The video chat between David Brailsford and Brian Kernighan has sparked a lot of interest and commentary among the Unix faithful. Dough McIlroy offered this story concerning egrep
to the conversation. The egrep
connection is that it was egrep
’s regex technology that powered AWK.
McIlroy explains that for years he thought he was responsible for getting Ken Thompson to cut the regex code from ed
and turn it into grep
. He learned much later—through the THUS mailing list—that, in fact, Thompson had already done that to make a tool for his own use and all that really happened was that McIlroy’s urging got him to make it publicly available.

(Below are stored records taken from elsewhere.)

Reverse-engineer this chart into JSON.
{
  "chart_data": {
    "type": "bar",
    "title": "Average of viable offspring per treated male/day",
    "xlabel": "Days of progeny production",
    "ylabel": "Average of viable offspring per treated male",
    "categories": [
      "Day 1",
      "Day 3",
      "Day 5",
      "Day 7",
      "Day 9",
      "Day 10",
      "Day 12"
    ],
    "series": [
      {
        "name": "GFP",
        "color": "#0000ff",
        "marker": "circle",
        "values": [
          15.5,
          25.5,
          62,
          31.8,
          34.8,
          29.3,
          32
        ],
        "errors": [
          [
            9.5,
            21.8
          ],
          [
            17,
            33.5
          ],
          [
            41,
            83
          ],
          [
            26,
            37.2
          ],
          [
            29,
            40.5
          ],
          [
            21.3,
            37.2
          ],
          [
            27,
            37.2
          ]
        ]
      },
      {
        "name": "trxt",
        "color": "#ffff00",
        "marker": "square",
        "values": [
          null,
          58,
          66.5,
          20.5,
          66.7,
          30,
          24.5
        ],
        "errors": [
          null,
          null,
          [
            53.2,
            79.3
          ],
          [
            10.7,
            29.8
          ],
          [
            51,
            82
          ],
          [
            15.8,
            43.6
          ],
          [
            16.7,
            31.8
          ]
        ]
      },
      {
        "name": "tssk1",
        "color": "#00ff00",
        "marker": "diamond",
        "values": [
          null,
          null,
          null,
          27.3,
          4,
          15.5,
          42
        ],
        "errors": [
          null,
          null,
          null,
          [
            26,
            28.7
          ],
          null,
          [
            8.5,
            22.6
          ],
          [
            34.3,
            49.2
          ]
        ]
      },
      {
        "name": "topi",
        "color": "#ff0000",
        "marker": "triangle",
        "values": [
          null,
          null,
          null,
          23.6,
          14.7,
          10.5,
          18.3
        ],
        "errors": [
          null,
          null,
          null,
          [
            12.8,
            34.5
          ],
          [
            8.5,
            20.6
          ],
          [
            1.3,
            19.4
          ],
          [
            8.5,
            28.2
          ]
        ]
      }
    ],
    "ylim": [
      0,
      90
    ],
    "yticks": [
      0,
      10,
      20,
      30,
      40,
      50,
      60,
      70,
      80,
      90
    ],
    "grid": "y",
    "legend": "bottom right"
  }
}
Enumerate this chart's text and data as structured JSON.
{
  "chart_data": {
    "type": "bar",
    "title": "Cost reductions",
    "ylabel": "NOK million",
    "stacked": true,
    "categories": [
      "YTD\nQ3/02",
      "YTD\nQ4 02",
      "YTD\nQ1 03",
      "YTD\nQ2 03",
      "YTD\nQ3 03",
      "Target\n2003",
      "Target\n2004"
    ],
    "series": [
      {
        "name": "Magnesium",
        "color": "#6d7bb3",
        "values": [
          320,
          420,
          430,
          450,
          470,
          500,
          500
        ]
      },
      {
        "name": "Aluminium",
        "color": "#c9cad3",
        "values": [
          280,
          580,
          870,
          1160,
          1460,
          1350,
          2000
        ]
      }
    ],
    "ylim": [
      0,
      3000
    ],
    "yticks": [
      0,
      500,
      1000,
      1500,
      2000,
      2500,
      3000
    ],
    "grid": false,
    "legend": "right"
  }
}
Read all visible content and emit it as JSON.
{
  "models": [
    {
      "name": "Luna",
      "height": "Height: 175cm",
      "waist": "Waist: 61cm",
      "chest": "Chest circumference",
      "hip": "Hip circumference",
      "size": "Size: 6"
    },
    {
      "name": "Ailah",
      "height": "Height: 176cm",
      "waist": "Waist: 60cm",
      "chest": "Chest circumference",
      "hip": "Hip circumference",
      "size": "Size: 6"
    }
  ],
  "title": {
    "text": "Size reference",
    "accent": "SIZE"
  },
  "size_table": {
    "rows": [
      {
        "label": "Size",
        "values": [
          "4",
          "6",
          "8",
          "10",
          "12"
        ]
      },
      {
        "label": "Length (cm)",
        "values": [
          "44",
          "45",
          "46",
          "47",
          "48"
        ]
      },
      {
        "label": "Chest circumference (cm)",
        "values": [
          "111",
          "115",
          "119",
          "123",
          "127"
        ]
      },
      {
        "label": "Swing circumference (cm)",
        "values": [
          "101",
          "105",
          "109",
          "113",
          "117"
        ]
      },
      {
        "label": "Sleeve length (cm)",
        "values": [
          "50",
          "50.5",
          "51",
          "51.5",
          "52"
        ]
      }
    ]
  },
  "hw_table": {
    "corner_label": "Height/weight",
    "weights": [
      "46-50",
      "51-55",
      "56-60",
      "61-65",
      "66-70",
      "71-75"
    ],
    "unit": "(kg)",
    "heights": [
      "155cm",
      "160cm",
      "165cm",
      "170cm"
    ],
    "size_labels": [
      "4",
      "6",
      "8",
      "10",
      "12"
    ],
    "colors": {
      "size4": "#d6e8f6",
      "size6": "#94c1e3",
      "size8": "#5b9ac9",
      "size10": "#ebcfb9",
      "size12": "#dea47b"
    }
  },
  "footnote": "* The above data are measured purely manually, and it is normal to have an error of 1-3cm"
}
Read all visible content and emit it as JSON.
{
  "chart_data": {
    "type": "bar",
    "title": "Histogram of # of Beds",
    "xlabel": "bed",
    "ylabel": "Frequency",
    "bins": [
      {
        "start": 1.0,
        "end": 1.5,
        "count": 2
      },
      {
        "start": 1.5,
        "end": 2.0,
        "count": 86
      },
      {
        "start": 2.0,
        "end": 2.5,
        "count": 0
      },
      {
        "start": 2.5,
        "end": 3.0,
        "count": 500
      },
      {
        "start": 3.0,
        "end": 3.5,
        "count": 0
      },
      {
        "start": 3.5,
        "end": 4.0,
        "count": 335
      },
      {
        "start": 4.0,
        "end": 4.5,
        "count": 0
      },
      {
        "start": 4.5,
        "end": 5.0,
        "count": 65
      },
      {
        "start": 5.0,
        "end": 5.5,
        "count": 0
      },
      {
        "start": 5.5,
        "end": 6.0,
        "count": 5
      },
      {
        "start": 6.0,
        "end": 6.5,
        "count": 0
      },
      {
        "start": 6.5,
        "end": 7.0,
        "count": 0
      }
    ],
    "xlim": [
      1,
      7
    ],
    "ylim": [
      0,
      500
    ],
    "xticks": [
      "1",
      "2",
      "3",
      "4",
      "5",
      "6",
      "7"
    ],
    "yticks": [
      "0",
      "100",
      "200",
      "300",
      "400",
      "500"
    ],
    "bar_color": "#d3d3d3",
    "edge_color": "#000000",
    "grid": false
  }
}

McIlroy goes on to say that he used egrep
as an integral part of his calendar
program but that it painfully slow. Al Aho, the developer of egrep
was mortified and introduced lazy state building to egrep
to make it faster. That worked but now McIlroy wonders whether he really inspired Aho to make the change or whether it was something he had already planned.
A bit later Mohamed Akram sent a message saying that he had written a blog post about calendar
that explains what it does and how it does it. The TL;DR is that it’s a simple script that calls a C program to build a regex and then uses that regex in an egrep
call to extract the desired information from the calendar file. Read Akram’s post for the details and the code.
McIlroy is a master at this sort of thing and calendar
is a nice example of the way he leveraged existing tools tied together with a shell script to get things done.